Bryan Riser is shown in a photo taken by the Dallas County Sheriff’s Office. Authorities said Riser, a Dallas police officer, was arrested on two cases of capital murder more than a year and a half after a man told investigators that he kidnapped and killed two people in 2017 on the officer’s instructions
A Dallas police officer was arrested for ordering an acquaintance to kill two people in 2017.
36-year-old officer Bryan Riser was charged with capital murder in the deaths of a 61-year-old man and a 31-year-old woman, Dallas Police Chief Eddie García said at a news conference Thursday.
Liza Saenz’s body, who had multiple gunshot wounds, was found on March 1, 2017 in a river area. The family of the second victim, Albert Douglas, reported that he was missing the previous month. His remains were never found, the police chief said.
García, who was sworn in as head of division in February, described the two murders as incoherent and said that although authorities had no motive, they were both linked to Riser’s “off duty” life. He added that investigators would nonetheless review his arrest records and “investigate the activities he has carried out as a police officer.”
According to The Dallas Morning NewsSaenz’s mother, Mary Hodge, admitted Thursday that their daughter and Riser had known each other but did not know the extent of their relationship.
García said his predecessor, Reneé Hall, was first briefed on the 2019 allegations against Riser after a man charged with Saenz’s murder came forward to implicate the officer.
The police chief did not provide an explanation as to why it took so long to arrest Riser – a 13-year veteran of the force. García also admitted that the newcomer had continued to patrol the city streets while internal investigations continued.
The Morning News spoke to Hall, who said Riser had become a “person of interest” in the murders when the witness came on. However, when the allegations were brought to her attention two years ago, there was not enough evidence to arrest the officer, she said.
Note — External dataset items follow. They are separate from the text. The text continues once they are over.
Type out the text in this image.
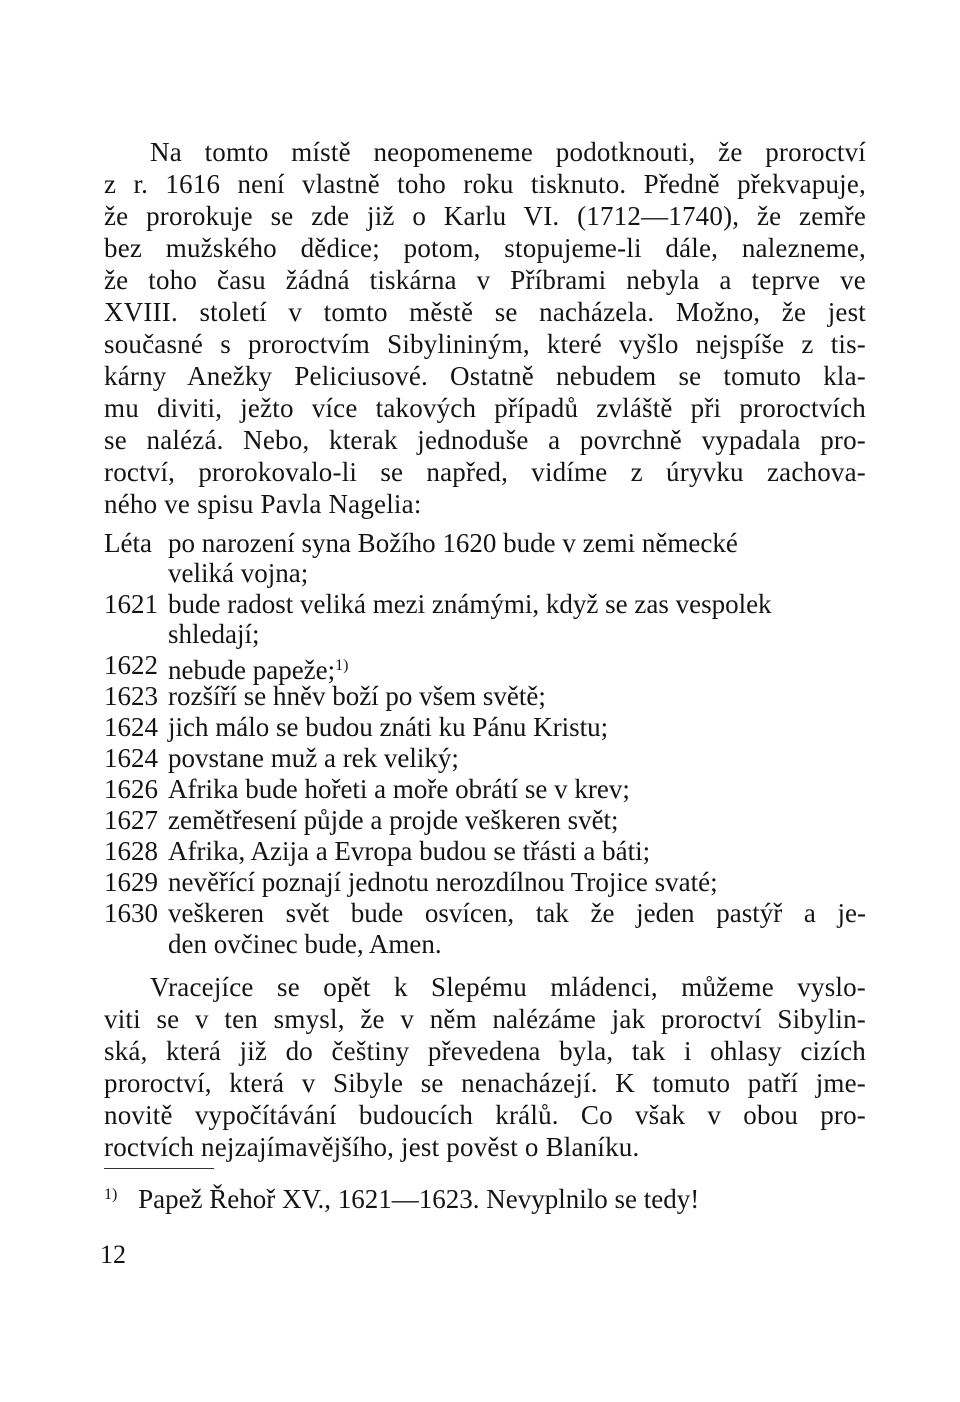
Na tomto místě neopomeneme podotknouti, že proroctví
z r. 1616 není vlastně toho roku tisknuto. Předně překvapuje,
že prorokuje se zde již o Karlu VI. (1712—1740), že zemře
bez mužského dědice; potom, stopujeme-li dále, nalezneme,
že toho času žádná tiskárna v Příbrami nebyla a teprve ve
XVIII. století v tomto městě se nacházela. Možno, že jest
současné s proroctvím Sibylininým, které vyšlo nejspíše z tis-
kárny Anežky Peliciusové. Ostatně nebudem se tomuto kla-
mu diviti, ježto více takových případů zvláště při proroctvích
se nalézá. Nebo, kterak jednoduše a povrchně vypadala pro-
roctví, prorokovalo-li se napřed, vidíme z úryvku zachova-
ného ve spisu Pavla Nagelia:
Léta po narození syna Božího 1620 bude v zemi německé
veliká vojna;
1621 bude radost veliká mezi známými, když se zas vespolek
shledají;
1622 nebude papeže;$^{1)}$
1623 rozšíří se hněv boží po všem světě;
1624 jich málo se budou znáti ku Pánu Kristu;
1624 povstane muž a rek veliký;
1626 Afrika bude hořeti a moře obrátí se v krev;
1627 zemětřesení půjde a projde veškeren svět;
1628 Afrika, Azija a Evropa budou se třásti a báti;
1629 nevěřící poznají jednotu nerozdílnou Trojice svaté;
1630 veškeren svět bude osvícen, tak že jeden pastýř a je-
den ovčinec bude, Amen.
Vracejíce se opět k Slepému mládenci, můžeme vyslo-
viti se v ten smysl, že v něm nalézáme jak proroctví Sibylin-
ská, která již do češtiny převedena byla, tak i ohlasy cizích
proroctví, která v Sibyle se nenacházejí. K tomuto patří jme-
novitě vypočítávání budoucích králů. Co však v obou pro-
roctvích nejzajímavějšího, jest pověst o Blaníku.
$^{1)}$ Papež Řehoř XV., 1621—1623. Nevyplnilo se tedy!
12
Hall told the newspaper that a “strategic decision” had been made in consultation with federal law enforcement agencies not to take Riser on administrative leave to prevent him from covering his tracks or otherwise jeopardizing the investigation.
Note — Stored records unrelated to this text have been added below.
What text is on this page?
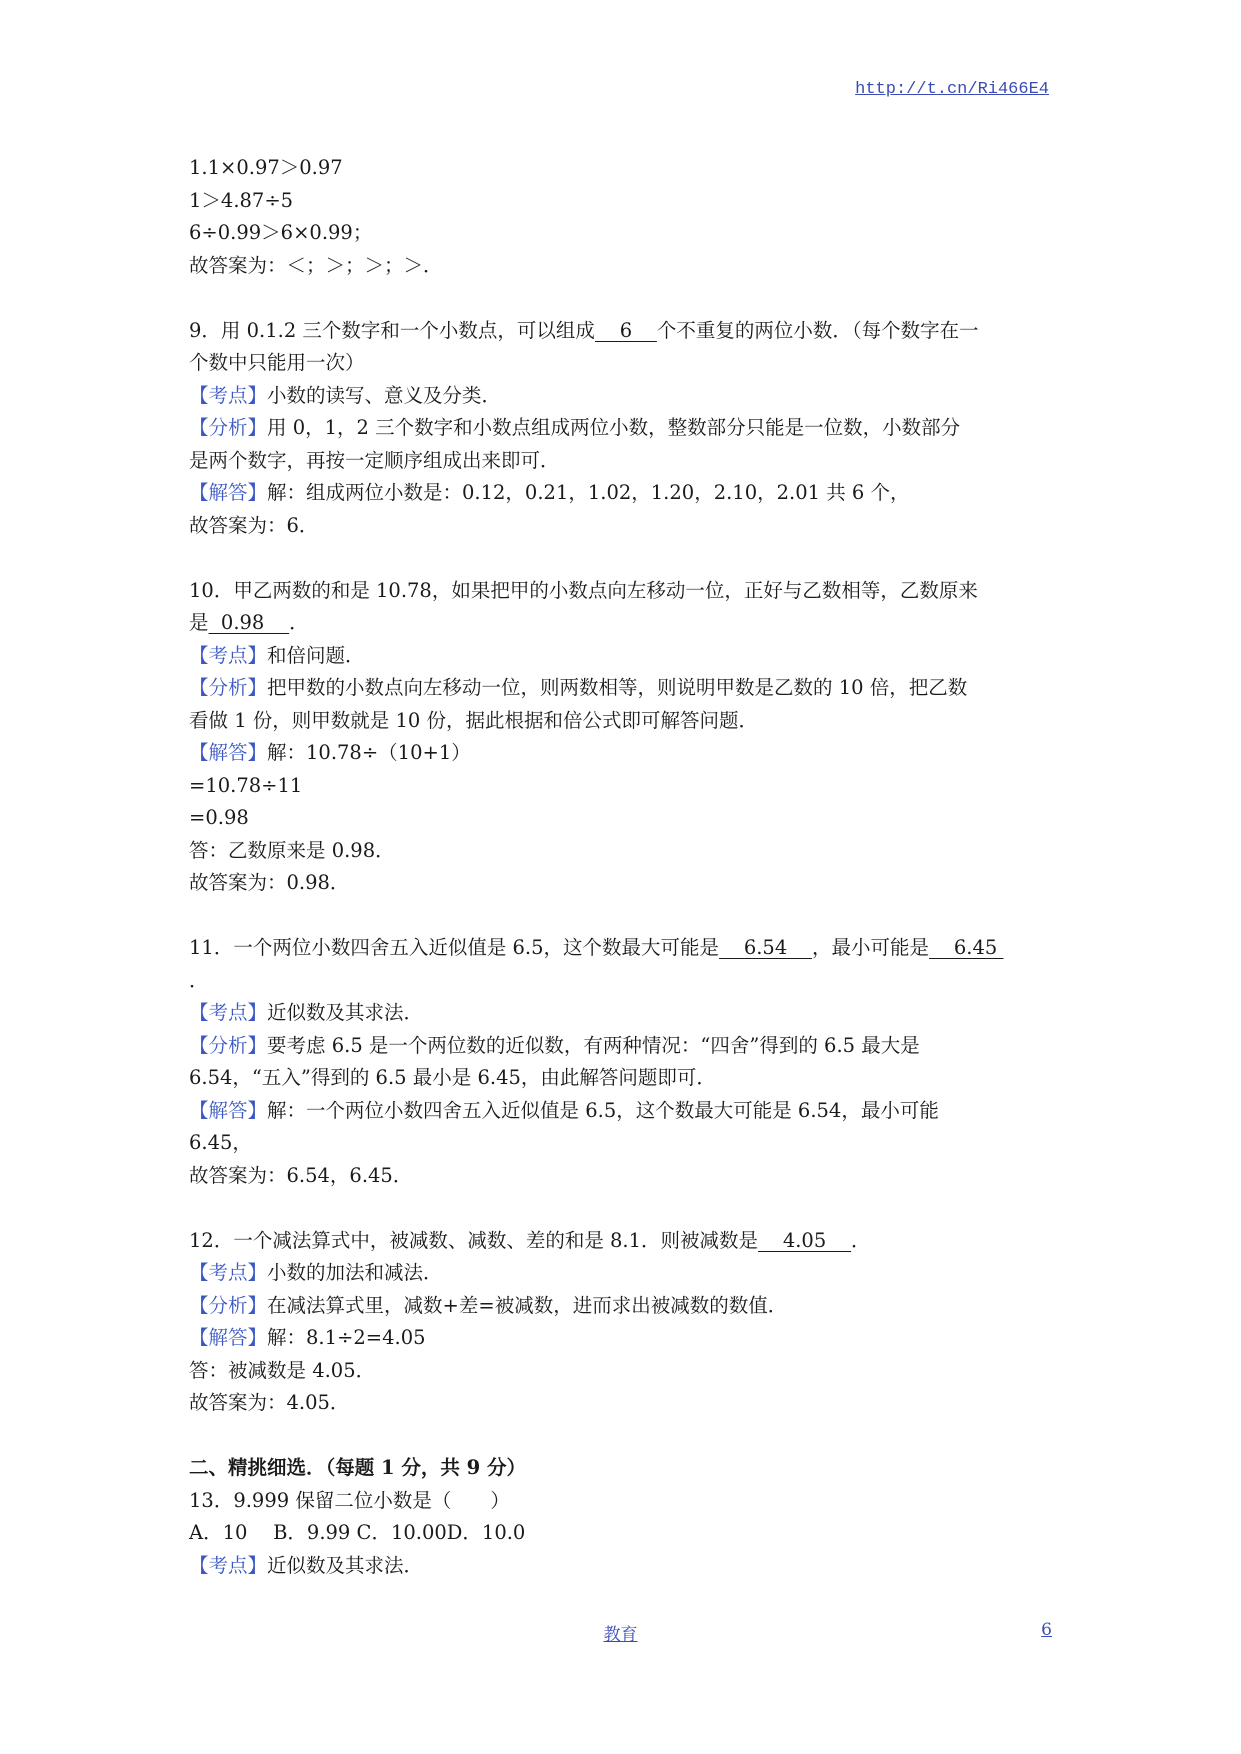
http://t.cn/Ri466E4
1.1×0.97＞0.97
1＞4.87÷5
6÷0.99＞6×0.99；
故答案为：＜；＞；＞；＞．
9．用 0.1.2 三个数字和一个小数点，可以组成    6    个不重复的两位小数．（每个数字在一
个数中只能用一次）
【考点】小数的读写、意义及分类．
【分析】用 0，1，2 三个数字和小数点组成两位小数，整数部分只能是一位数，小数部分
是两个数字，再按一定顺序组成出来即可．
【解答】解：组成两位小数是：0.12，0.21，1.02，1.20，2.10，2.01 共 6 个，
故答案为：6．
10．甲乙两数的和是 10.78，如果把甲的小数点向左移动一位，正好与乙数相等，乙数原来
是  0.98    ．
【考点】和倍问题．
【分析】把甲数的小数点向左移动一位，则两数相等，则说明甲数是乙数的 10 倍，把乙数
看做 1 份，则甲数就是 10 份，据此根据和倍公式即可解答问题．
【解答】解：10.78÷（10+1）
=10.78÷11
=0.98
答：乙数原来是 0.98．
故答案为：0.98．
11．一个两位小数四舍五入近似值是 6.5，这个数最大可能是    6.54    ，最小可能是    6.45
．
【考点】近似数及其求法．
【分析】要考虑 6.5 是一个两位数的近似数，有两种情况：“四舍”得到的 6.5 最大是
6.54，“五入”得到的 6.5 最小是 6.45，由此解答问题即可．
【解答】解：一个两位小数四舍五入近似值是 6.5，这个数最大可能是 6.54，最小可能
6.45，
故答案为：6.54，6.45．
12．一个减法算式中，被减数、减数、差的和是 8.1．则被减数是    4.05    ．
【考点】小数的加法和减法．
【分析】在减法算式里，减数+差=被减数，进而求出被减数的数值．
【解答】解：8.1÷2=4.05
答：被减数是 4.05．
故答案为：4.05．
二、精挑细选．（每题 1 分，共 9 分）
13．9.999 保留二位小数是（　　）
A．10　 B．9.99 C．10.00D．10.0
【考点】近似数及其求法．
教育	6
In September 2017, three men were arrested and charged with Saenz’s murder. One of them later told authorities that Riser had offered him $ 3,500 to kidnap and kill Douglas an affidavit from the policethat he supposedly paid. Riser later approached the man again and offered to pay him $ 6,000 to kill Saenz, whom he referred to as an “informant”. The money was not paid until the man was arrested, the affidavit said.
Riser is on administrative leave pending an internal affairs department investigation, but the department has moved quickly to terminate him, García said.
“This person has nothing to do with wearing that uniform,” he said.